Studies in this week’s Hutchins Roundup find that tariff reductions in developed and developing countries in the 1990s promoted knowledge creation, the Fed’s large-scale purchases of agency mortgage-backed securities during 2008-2010 increased refinancing volumes, and more.
Using a novel dataset on firms in over 60 countries, Federica Coelli, Andreas Moxnes, and Karen Helene Ulltveit-Moe of the University of Oslo, find that trade liberalization boosts innovation, technical change, and growth. In particular, they estimate that the global decline in tariffs during the 1990s explains about 7 percent of the increase in aggregate patenting over the period. Both improved market access and tougher import competition contribute to the positive innovation response.
The first round of QE increased refinancing of GSE-eligible loans but did not have spillover effects
Marco Di Maggio of Harvard and Amir Kermani and Christopher Palmer of the University of California at Berkeley find that the first wave of the Fed’s large-scale asset purchases—primarily mortgage-backed securities guaranteed by government-sponsored enterprises (GSEs)—led to a significant increase in refinancing of GSE-eligible mortgages but did not provide much help for borrowers who couldn’t qualify for such mortgages. Thus, the policy was less helpful in economically distressed areas where loan-to-value ratios were too high to be eligible for GSE mortgages. More broadly, the authors conclude that the effects of unconventional monetary policy on households depend crucially on the composition of central-bank asset purchases.

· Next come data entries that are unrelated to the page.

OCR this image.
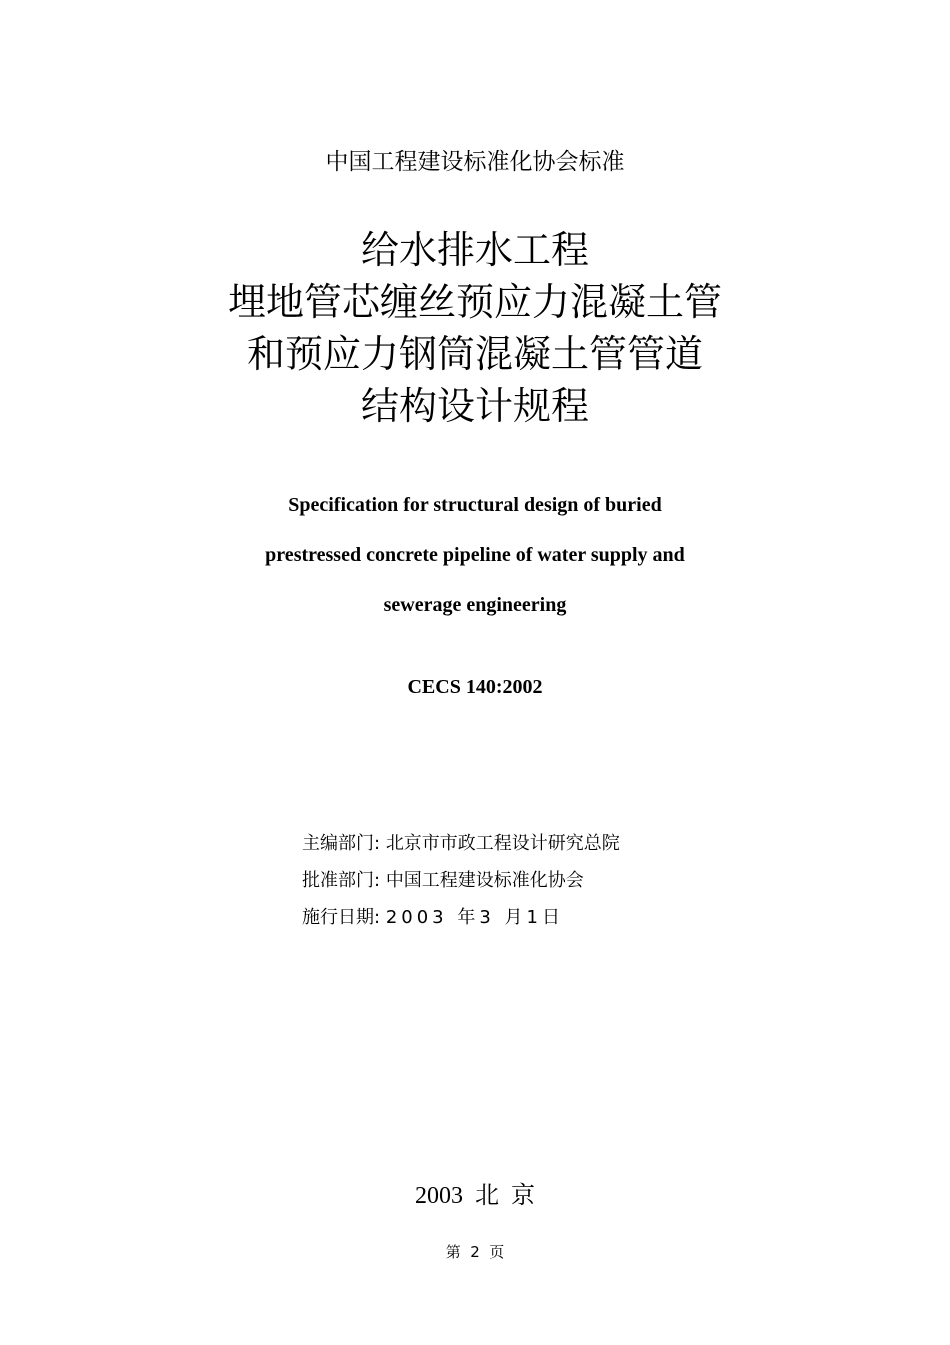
中国工程建设标准化协会标准
给水排水工程
埋地管芯缠丝预应力混凝土管
和预应力钢筒混凝土管管道
结构设计规程
Specification for structural design of buried
prestressed concrete pipeline of water supply and
sewerage engineering
CECS 140:2002
主编部门: 北京市市政工程设计研究总院
批准部门: 中国工程建设标准化协会
施行日期: 2003 年3 月1日
2003  北  京
第  2  页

Using data on individual U.S. banks for the 2000-2013 period, Jose Berrospide, Ricardo Correa and Friederike Niepmann of the Federal Reserve Board and Linda Goldberg of the New York Fed find that a tightening of foreign financial regulation leads to an increase in U.S. lending by both domestically-owned global banks with significant foreign operations and by the U.S. affiliates of foreign banks. They also find that tougher U.S. capital rules reduce lending by large U.S. global banks to foreign residents. The authors estimate that these spillovers have had only modest effects on the U.S. economy thus far, but suggest that foreign prudential regulation has the potential for greater influence on loan growth in the future.
Quote of the week: “A policy of ‘selective attention’, whereby monetary policy reacts only when the signs of financial imbalances become all too evident, would fall short of the mark,” says Claudio Borio, head of the monetary and economic department of the Bank for International Settlements
“In prevailing approaches, risks do not grow over time. By that I mean that if no action is taken, then any ‘shocks’ that may occur in normal times will die away. This implies that there is little or no cost to waiting. Importantly, this encourages the view that a financial stability-oriented monetary policy is one that follows a traditional policy most of the time and then deviates from it only once the signs of financial imbalances become evident. But the risk of this strategy is obvious: it could end up doing too little too late or, worse, it could be seen as precipitating the very crisis it is intended to prevent.”